The first article of Filtering the Noise dealt with smoothing the data with moving averages. Here I want to discuss a really popular concept popularized by an indicator called Moving Average Convergence Divergence or MACD. MACD is a concept using two exponential averages developed by Gerald Appel. It was originally developed as the difference between the 12 and 26 day exponential averages; the same as a moving average crossover system with the periods of the two averages being 12 and 26. The resulting difference, called the MACD line, is then smoothed with a nine-day exponential average, which is referred to as the signal line. Gerald Appel originally designed this indicator using different parameters for buy and sell signals, but that seems to have faded away and almost everyone now uses the 12–26–9 combination for both buy and sell.
The movement of the MACD line is the measurement of the difference between the two moving averages. When MACD is at its highest point, it just means that the two averages are at their greatest distance apart (with short above long). And when the MACD is at its lowest level, it just means the two averages are at their greatest distance apart when the short average is below the long average. It really is a simple concept and is a wonderful example of the benefit of charting, because it is so easy to see. MACD, and in particular, the concept behind it, is an excellent technical indicator for trend determination.
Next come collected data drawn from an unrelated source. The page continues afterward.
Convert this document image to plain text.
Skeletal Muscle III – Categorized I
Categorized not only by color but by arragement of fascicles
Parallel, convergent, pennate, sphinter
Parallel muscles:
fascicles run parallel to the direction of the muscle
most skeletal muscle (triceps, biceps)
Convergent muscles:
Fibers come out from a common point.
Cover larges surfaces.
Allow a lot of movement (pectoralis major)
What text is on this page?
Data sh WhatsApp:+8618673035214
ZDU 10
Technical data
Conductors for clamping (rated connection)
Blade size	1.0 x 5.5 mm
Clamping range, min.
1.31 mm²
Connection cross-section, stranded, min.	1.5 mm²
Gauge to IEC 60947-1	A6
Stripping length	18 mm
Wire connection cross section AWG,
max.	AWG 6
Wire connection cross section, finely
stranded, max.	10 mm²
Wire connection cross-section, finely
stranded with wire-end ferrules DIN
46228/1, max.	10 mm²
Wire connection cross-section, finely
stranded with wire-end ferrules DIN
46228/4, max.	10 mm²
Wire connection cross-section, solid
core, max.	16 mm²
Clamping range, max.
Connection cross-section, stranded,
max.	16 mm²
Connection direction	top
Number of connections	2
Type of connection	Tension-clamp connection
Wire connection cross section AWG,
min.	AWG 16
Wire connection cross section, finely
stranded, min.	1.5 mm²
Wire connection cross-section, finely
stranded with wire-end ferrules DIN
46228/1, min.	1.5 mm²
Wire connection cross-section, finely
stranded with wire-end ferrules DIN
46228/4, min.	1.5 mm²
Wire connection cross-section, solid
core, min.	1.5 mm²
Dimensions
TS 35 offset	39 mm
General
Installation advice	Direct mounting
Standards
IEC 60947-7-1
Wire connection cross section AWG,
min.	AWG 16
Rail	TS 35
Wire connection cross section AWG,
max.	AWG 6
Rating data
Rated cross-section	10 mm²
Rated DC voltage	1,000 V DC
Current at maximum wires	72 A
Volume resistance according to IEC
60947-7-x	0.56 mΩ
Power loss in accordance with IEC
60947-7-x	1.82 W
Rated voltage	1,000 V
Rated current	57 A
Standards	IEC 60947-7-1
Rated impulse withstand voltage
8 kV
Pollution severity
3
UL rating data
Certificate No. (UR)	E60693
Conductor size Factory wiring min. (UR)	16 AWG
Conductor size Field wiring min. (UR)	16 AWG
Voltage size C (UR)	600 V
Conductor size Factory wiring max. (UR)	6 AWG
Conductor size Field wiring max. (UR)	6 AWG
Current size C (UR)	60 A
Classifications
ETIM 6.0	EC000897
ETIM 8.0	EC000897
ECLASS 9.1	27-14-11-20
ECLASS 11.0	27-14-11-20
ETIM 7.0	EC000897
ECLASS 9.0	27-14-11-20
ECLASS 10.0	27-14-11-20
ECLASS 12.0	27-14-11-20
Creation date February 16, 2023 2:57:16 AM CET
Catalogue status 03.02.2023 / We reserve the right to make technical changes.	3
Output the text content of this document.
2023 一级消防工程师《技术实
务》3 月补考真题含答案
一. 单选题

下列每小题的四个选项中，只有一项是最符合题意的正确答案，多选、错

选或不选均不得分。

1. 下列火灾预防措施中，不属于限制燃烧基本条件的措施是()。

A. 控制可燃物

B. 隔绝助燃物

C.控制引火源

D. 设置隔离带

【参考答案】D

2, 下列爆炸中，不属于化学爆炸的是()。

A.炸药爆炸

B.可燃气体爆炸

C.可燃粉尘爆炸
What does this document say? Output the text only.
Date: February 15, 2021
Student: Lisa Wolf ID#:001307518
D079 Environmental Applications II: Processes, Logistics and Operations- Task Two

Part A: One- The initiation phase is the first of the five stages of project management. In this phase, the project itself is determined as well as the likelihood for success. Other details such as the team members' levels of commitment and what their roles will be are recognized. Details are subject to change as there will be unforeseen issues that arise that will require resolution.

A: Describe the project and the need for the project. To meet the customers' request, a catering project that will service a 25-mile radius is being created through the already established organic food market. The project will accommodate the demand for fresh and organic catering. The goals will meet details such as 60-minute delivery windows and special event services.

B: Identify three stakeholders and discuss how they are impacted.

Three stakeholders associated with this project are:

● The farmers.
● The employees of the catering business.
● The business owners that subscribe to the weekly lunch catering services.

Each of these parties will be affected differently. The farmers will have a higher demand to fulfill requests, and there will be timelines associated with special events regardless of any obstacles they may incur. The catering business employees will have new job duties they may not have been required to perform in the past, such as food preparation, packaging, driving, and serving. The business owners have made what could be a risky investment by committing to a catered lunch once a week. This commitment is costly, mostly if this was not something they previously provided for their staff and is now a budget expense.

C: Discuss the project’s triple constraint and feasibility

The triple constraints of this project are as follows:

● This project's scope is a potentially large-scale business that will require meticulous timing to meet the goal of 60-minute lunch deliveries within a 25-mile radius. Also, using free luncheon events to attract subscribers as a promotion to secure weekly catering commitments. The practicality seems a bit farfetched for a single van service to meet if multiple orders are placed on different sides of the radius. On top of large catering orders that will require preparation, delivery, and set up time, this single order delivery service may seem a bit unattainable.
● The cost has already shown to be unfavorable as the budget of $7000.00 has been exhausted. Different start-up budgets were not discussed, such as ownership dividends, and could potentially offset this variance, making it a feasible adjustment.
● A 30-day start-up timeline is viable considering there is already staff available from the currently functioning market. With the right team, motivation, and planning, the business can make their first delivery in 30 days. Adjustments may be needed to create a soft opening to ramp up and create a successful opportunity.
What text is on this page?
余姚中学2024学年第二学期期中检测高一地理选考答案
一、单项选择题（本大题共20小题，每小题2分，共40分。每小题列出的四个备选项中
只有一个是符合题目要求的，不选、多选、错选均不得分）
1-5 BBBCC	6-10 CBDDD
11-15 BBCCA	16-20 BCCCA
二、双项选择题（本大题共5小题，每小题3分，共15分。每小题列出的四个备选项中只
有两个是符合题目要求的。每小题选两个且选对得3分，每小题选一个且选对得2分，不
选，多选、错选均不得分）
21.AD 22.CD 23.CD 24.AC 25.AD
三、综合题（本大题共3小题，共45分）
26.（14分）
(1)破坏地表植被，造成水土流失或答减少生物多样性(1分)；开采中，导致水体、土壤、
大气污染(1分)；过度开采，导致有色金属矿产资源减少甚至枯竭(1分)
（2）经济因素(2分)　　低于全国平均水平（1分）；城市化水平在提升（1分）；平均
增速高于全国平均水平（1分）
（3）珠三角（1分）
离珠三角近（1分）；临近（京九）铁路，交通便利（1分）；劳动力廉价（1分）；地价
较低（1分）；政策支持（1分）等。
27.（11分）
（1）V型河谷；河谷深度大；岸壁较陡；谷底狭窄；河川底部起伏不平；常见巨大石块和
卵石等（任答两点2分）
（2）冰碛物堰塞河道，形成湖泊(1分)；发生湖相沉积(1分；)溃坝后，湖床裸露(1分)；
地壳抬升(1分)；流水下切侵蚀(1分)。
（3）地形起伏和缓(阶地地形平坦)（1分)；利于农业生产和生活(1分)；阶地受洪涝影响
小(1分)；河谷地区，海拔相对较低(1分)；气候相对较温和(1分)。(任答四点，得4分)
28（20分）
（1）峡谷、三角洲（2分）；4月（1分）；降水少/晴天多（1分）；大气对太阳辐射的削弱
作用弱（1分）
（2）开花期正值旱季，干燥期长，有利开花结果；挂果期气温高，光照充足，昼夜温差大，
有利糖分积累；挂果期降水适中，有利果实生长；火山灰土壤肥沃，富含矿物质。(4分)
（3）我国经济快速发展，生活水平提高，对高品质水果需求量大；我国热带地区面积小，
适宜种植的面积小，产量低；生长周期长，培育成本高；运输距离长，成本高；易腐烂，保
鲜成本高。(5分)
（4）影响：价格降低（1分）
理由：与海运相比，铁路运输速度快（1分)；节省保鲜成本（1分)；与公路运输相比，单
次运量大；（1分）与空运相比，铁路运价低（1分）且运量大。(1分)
Not only that, but it also shows some information that can be used to determine overbought and oversold, as well as divergence. You could say it does almost everything. Chart A shows the MACD with the S&P 500 Index above. The dark line is the 12–26 MACD line and the gold line is the nine-period average of the dark line. The red indicator at the bottom is just an expanded view of the histogram which is the difference between the dark line and the gold line.
I drew blue lines to show that whenever the two moving averages (dark and gold) cross, the histogram moves above and below its zero line. I intentionally used the most recent S&P data because I absolutely think it is horrible when someone is selling you something and they hand-select the period of data. That is certainly fine for educational purposes, but that’s it. It should be obvious that there are some whipsaws using MACD. I hope that does not come as a surprise to you. Note: the red histogram is the same as the gray one, I just wanted to show it with a larger chart. Incidentally, if you are ever analyzing the relationship between to lines (moving averages or whatever) a histogram of the difference between them will be decisive and easier to see.
Please keep this in mind: Although MACD is a valuable indicator for trend analysis, it is only the difference between two exponential moving averages. In fact, if you used price and one moving average it would be similar in that one of the moving averages was using a period of one. This is not rocket science!
I wrote an article for Stocks and Commodities magazine in February 1987 – yes, over 30 years ago. Here is part of it:
For this indicator, you need to identify the short-term cycle for the market you are analyzing. Detrending the data as mentioned earlier will assist you in identifying market lows and finding the dominant short-term cycle. Once the cycle has been identified, select an exponential average equal to one half of the short-term cycle. For the Dow Jones Industrial Average, the short-term cycle is 14 to 15 days. Therefore, you should use seven days for your exponential average. Most software programs allow you to work with periods instead of smoothing constants when dealing with exponential averages. Periods are somewhat easier to grasp than smoothing constants. The reason behind using an average equal to one half of the short-term cycle is to maximize the price movement without smoothing the dominant cycle. Only through years of use and experimentation have I been able to determine the second part of the equation: That is, the length (or period) of the second exponential average used with this trend-following indicator. Simply stated, use a period six times the value of what you used for the short-term average. If you used seven days for the short one, then use 42 days for this one.
The relationship between these two is similar to the Moving Average Convergence Divergence (MACD) first written about by Gerald Appel. Merely subtract the longer period average from the short period average and you are left with an oscillator that will give quicker and more timely signals than your standard two-moving-average crossover system. Buy and sell signals are generated by using an arithmetic moving average on this oscillator. Again, by much testing, I have found that the period for this average should be three times the value of the short-term exponential average. In this example, that would be 21 days. (A)
Well, it still appears to be an improvement to Appel’s original work; or I should say at least in this example. Chart B is the MACD-like indicator using exponential moving averages of 7 and 42, with a smoothing of 21 to get the signal histogram. Those are the same numbers discussed in the aforementioned article. There was a one day whipsaw shown by the red circle. How many times have you seen other non-StockCharts.com analysts ignore these small whipsaws? I guess they hope you won’t notice.
In a future article, I’ll explain the concept of identifying the cycle of the market in which I used to calculate a 7-period exponential average. Again, once you know the cycle, use half of that for the first average. Then the second average is always 6 times the first and the signal line is 3 times the first one.